In conclusion, changes in the ARAS were observed in a patient with TBI who showed recovery of awareness following comprehensive management, including rehabilitation and cranioplasty. The increased neural connectivity of the prefrontal cortex and cingulum contributed to the recovery of awareness in this patient. We believe that our study has important implications for the management of patients with disorders of consciousness. However, several limitations of DTI should be considered. First, the fiber tracking technique is operator-dependent. Second, DTI may underestimate fiber tracts. DTI is a powerful anatomic imaging tool that can demonstrate gross fiber architecture, but not functional or synaptic connections. Third, regions of fiber complexity and crossing can prevent full reflection of the underlying fiber architecture by DTI [17,18].

Notes

Conflicts of interest

No potential conflict of interest relevant to this article was reported.

Funding

This work was supported by the National Research Foundation of Korea (NRF) grant funded by the Korean Government (MSIP) (No. 2021R1A2B5B01001386).

Author contributions

Conceptualization, Visualization: SHJ, YHK; Formal analysis, Investigation, Supervision: SHJ; Funding acquisition: YHK; Writing-original draft: SHJ, YHK; Writing-review & editing: SHJ, YHK.

Fig. 1.
(A) Brain magnetic resonance images taken at 5 months and 15 months after onset show leukomalactic lesions in the right parietal and occipital lobes, both frontal and temporal lobes, and left basal ganglia. (B–D) Results of diffusion tensor tractography (DTT) for the ascending reticular activating system (ARAS) of the patient.

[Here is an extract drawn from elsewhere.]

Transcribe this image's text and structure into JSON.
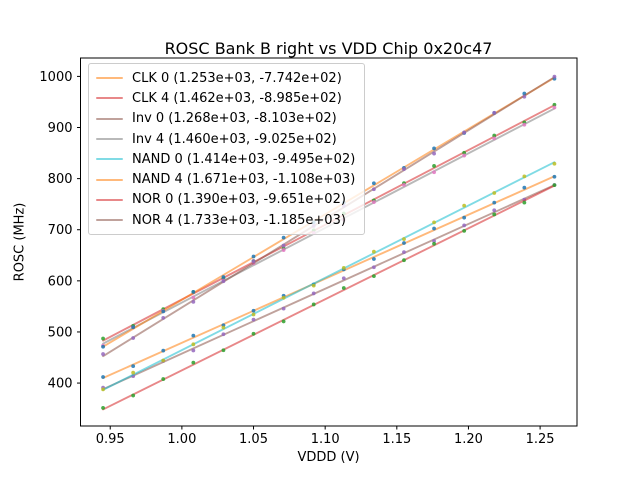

On 5-month DTT, in the lower dorsal ARAS, the upper portions are deviated to the left side and thin on the right side (black arrow). The lower ventral ARAS is not reconstructed on both sides, and decreased neural connectivity of the upper ARAS is detected in both prefrontal cortices and both basal forebrains. By contrast, on 15-month DTT, the deviated lower dorsal ARAS is restored on both sides and the thinned right side has become thicker (black arrow). The right lower ventral ARAS (yellow arrow) is reconstructed and increased neural connectivity of the upper ARAS is detected in both prefrontal cortices (pink arrows) and anterior cingulums (green arrows).